By Noel Randewich
SANFRANCISCO (Reuters) – So-called FANG stocks dropped in extended trade on Thursday following disappointing quarterly reports from Amazon.com Inc and Alphabet Inc, two of the group’s components.
The weak results from Amazon and Google parent Alphabet were the latest setback for the high-growth quartet of stocks known as FANG, which also includes Facebook Inc and Netflix Inc.
Wall Street favourites in recent years, those stocks have been punished in a month of volatility for U.S. equities that has some investors worried a decade-old bull market may be ending.

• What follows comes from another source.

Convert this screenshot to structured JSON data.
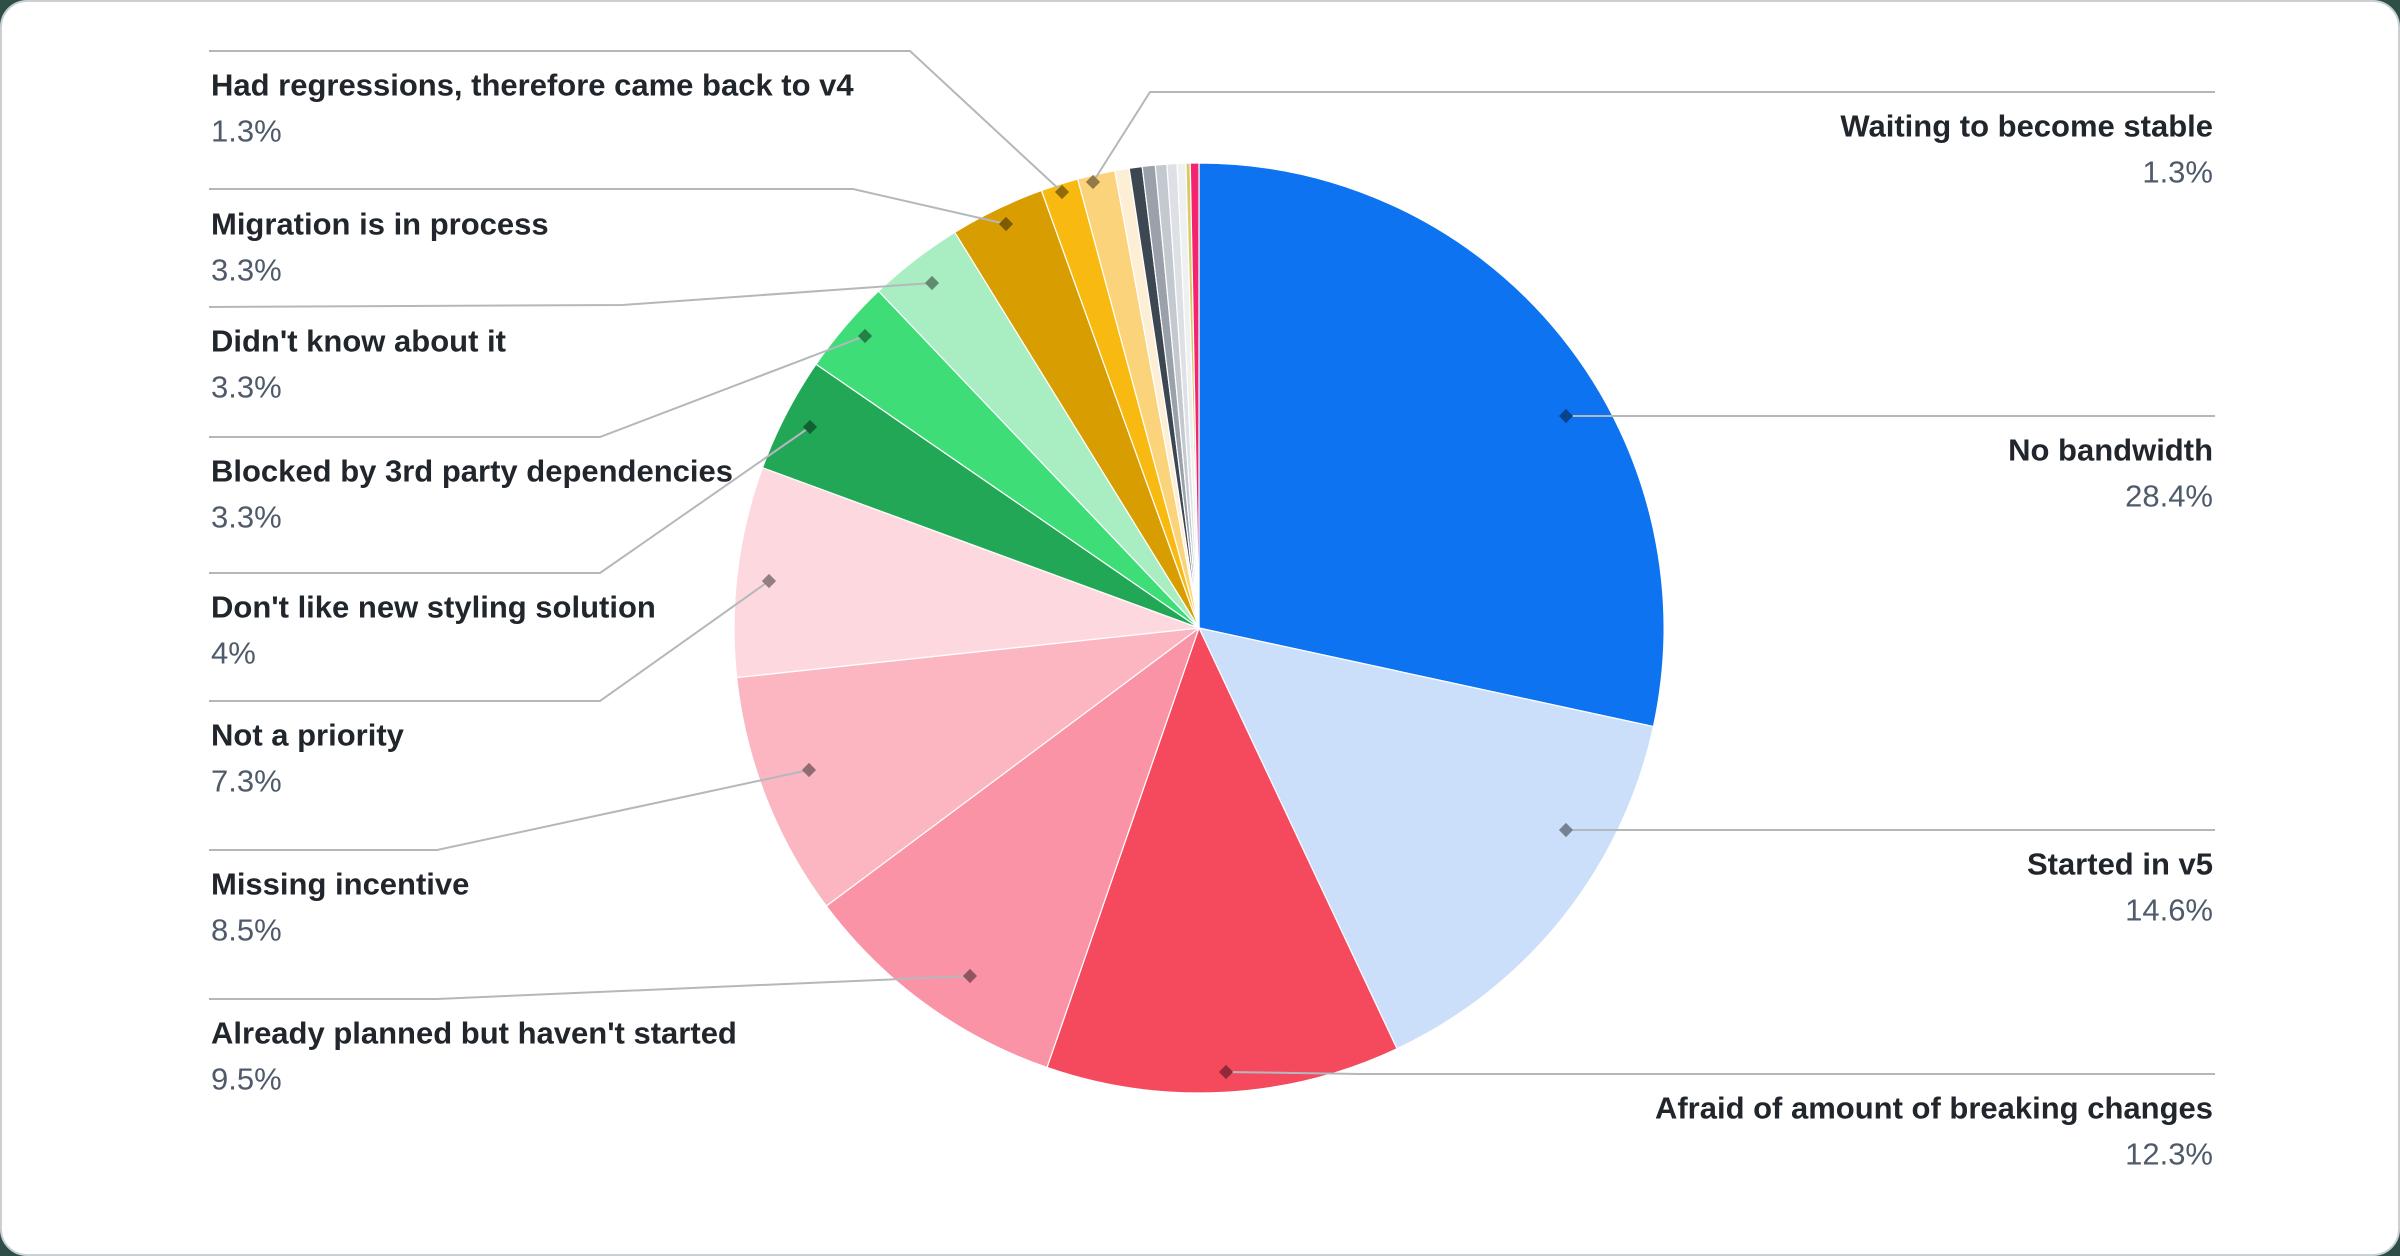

After the bell, Amazon dropped 6 percent after the online retailer and cloud computing heavyweight’s quarterly net sales rose to $56.58 billion from $43.74 billion a year earlier, but missed analyst estimates of $57.1 billion, according to Refinitiv data.
Alphabet missed analysts’ estimates for third-quarter revenue, while rising expenses trimmed its operating margin for the third straight quarter, fanning concerns about regulatory scrutiny. Its stock fell 4.7 percent.
Reacting after hours, Netflix dipped 1.9 percent and Facebook, which reports results on Oct. 30, lost 1.5 percent.
Earlier on Thursday, all four FANG stocks rallied by between 3 and 7 percent, regaining some of the territory lost in recent weeks during a broad market selloff.